Huh. Maybe she’s more invested in this conversation than I thought. I offer her a smile before hurrying from the office with a wave, heading outside to call the Reid household.

“Hi, John,” I say after a gruff voice picks up. “Is Jaxon available?”

“No.”

I pause, waiting for additional information, but apparently that’s all I’m going to get. Jax’s dad has always been a man of few words, though my mom told me once that he was a lot more fun before Jaxon’s mom’s lupus flared up. As we were only four at the time his mom’s heart finally gave out from the related complications, I’ve only known John as a grumpy old man.

I did, however, expect more than just a single-word answer since he’s usually a lot nicer to me than he is to Jaxon.

“Oh, well, do you think he could call me when he becomes available?”

A heavy sigh comes down the line, and my stomach starts to twist. I knew something was wrong. I just knew it. Now he’s going to tell me they found him lying in a ditch or that he’s—

“He left, Izzy. Though it doesn’t surprise me that he was too self-centered to have the courtesy to tell you.”

That knot that was forming in my stomach? Yeah, it just dropped all the way to the ground. “What do you mean?”

“He packed a bag and his guitar and left town.”

That can’t be right. He wouldn’t do that. Or he would do that, but he wouldn’t do it without telling me. Why wouldn’t he tell me?

“Why?” Emotion threatens to close my throat as tears flow into my eyes.

“You know how he is. Impulsive and selfish.”

I just stand in shocked silence. I don’t know that about him.

“I don’t know what else to tell you, Isabel. I don’t think he’s coming back,” John says.

“Oh. Okay,” I whisper, even though that’s not the Jaxon I know. “Did something happen, or…” I trail off, not sure how to ask Jaxon’s dad if they’d had another fight.

“He’ll come home once he realizes he can’t make it as a musician,” he says, his voice growing gruff.

I want to tell him that if anyone can make it as a musician, it’s Jaxon. He has the drive, and there’s no one in the world with a voice like Jaxon Reid. But my head just can’t wrap itself around the fact that Jaxon leftwithout saying goodbye.
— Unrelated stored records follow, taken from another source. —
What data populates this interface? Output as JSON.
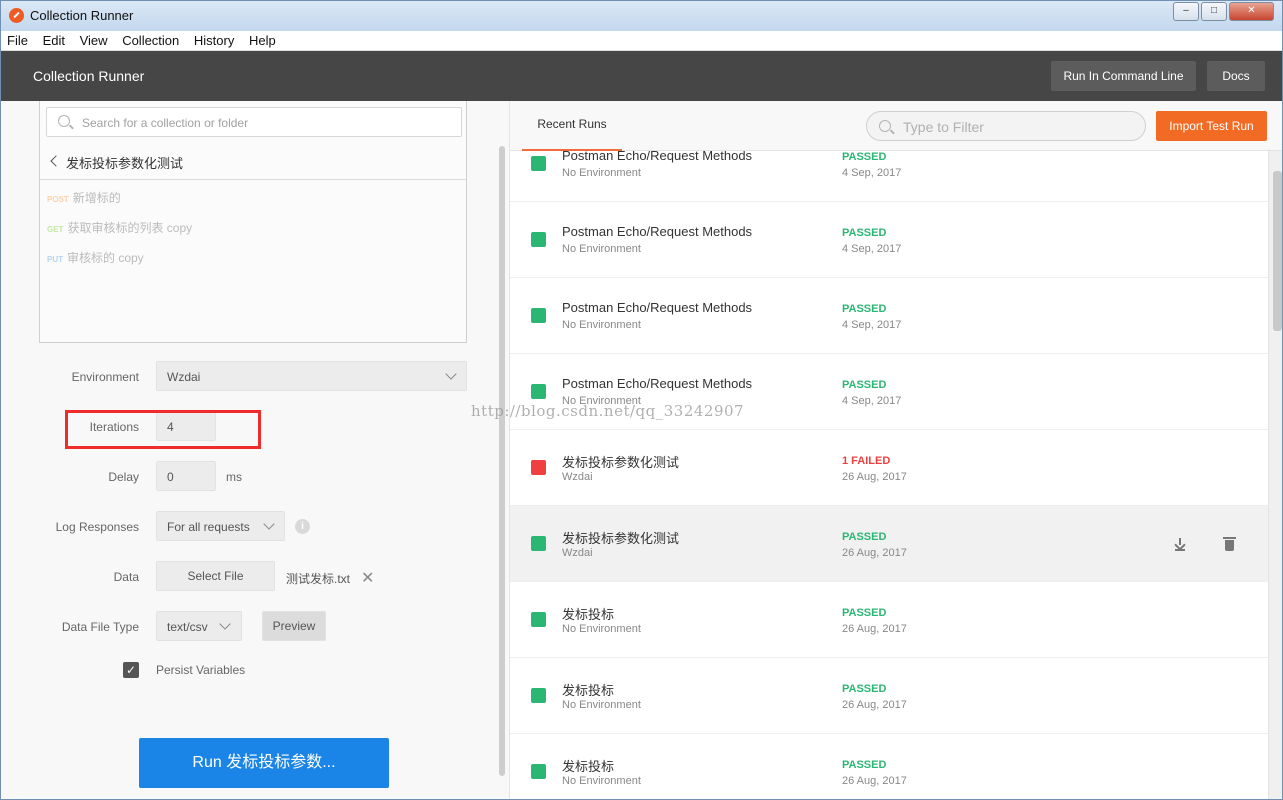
{
  "window": {
    "title": "Collection Runner",
    "controls": [
      "–",
      "□",
      "✕"
    ]
  },
  "menu": [
    "File",
    "Edit",
    "View",
    "Collection",
    "History",
    "Help"
  ],
  "appbar": {
    "title": "Collection Runner",
    "run_cmd_label": "Run In Command Line",
    "docs_label": "Docs"
  },
  "collection": {
    "search_placeholder": "Search for a collection or folder",
    "name": "发标投标参数化测试",
    "requests": [
      {
        "method": "POST",
        "name": "新增标的"
      },
      {
        "method": "GET",
        "name": "获取审核标的列表 copy"
      },
      {
        "method": "PUT",
        "name": "审核标的 copy"
      }
    ]
  },
  "settings": {
    "environment_label": "Environment",
    "environment_value": "Wzdai",
    "iterations_label": "Iterations",
    "iterations_value": "4",
    "delay_label": "Delay",
    "delay_value": "0",
    "delay_unit": "ms",
    "log_label": "Log Responses",
    "log_value": "For all requests",
    "data_label": "Data",
    "select_file_label": "Select File",
    "file_name": "测试发标.txt",
    "data_file_type_label": "Data File Type",
    "data_file_type_value": "text/csv",
    "preview_label": "Preview",
    "persist_label": "Persist Variables",
    "persist_checked": true,
    "run_label": "Run 发标投标参数..."
  },
  "recent": {
    "tab_label": "Recent Runs",
    "filter_placeholder": "Type to Filter",
    "import_label": "Import Test Run",
    "runs": [
      {
        "name": "Postman Echo/Request Methods",
        "env": "No Environment",
        "status": "PASSED",
        "date": "4 Sep, 2017"
      },
      {
        "name": "Postman Echo/Request Methods",
        "env": "No Environment",
        "status": "PASSED",
        "date": "4 Sep, 2017"
      },
      {
        "name": "Postman Echo/Request Methods",
        "env": "No Environment",
        "status": "PASSED",
        "date": "4 Sep, 2017"
      },
      {
        "name": "Postman Echo/Request Methods",
        "env": "No Environment",
        "status": "PASSED",
        "date": "4 Sep, 2017"
      },
      {
        "name": "发标投标参数化测试",
        "env": "Wzdai",
        "status": "1 FAILED",
        "date": "26 Aug, 2017"
      },
      {
        "name": "发标投标参数化测试",
        "env": "Wzdai",
        "status": "PASSED",
        "date": "26 Aug, 2017"
      },
      {
        "name": "发标投标",
        "env": "No Environment",
        "status": "PASSED",
        "date": "26 Aug, 2017"
      },
      {
        "name": "发标投标",
        "env": "No Environment",
        "status": "PASSED",
        "date": "26 Aug, 2017"
      },
      {
        "name": "发标投标",
        "env": "No Environment",
        "status": "PASSED",
        "date": "26 Aug, 2017"
      }
    ]
  },
  "watermark": "http://blog.csdn.net/qq_33242907",
  "colors": {
    "passed": "#2bb673",
    "failed": "#ee4040",
    "accent": "#f26b25",
    "run_button": "#1b84e7"
  }
}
“Okay, well…thanks,” I say before hanging up, my whole body numb.

Not sure what to do, I pull up Jaxon’s contact and hit the green button to call him. I let it ring until his voicemail picks up.

“Are you really gone, Jax?” I ask, the tears dripping down my face now. “Why would you leave without saying goodbye? And in the middle of the school year? I just… You tell me everything. Literally everything. Why didn’t you tell me?”

I end the call, wiping my cheek before sending him a text.

Me

Please call me. I just want to make sure you’re okay.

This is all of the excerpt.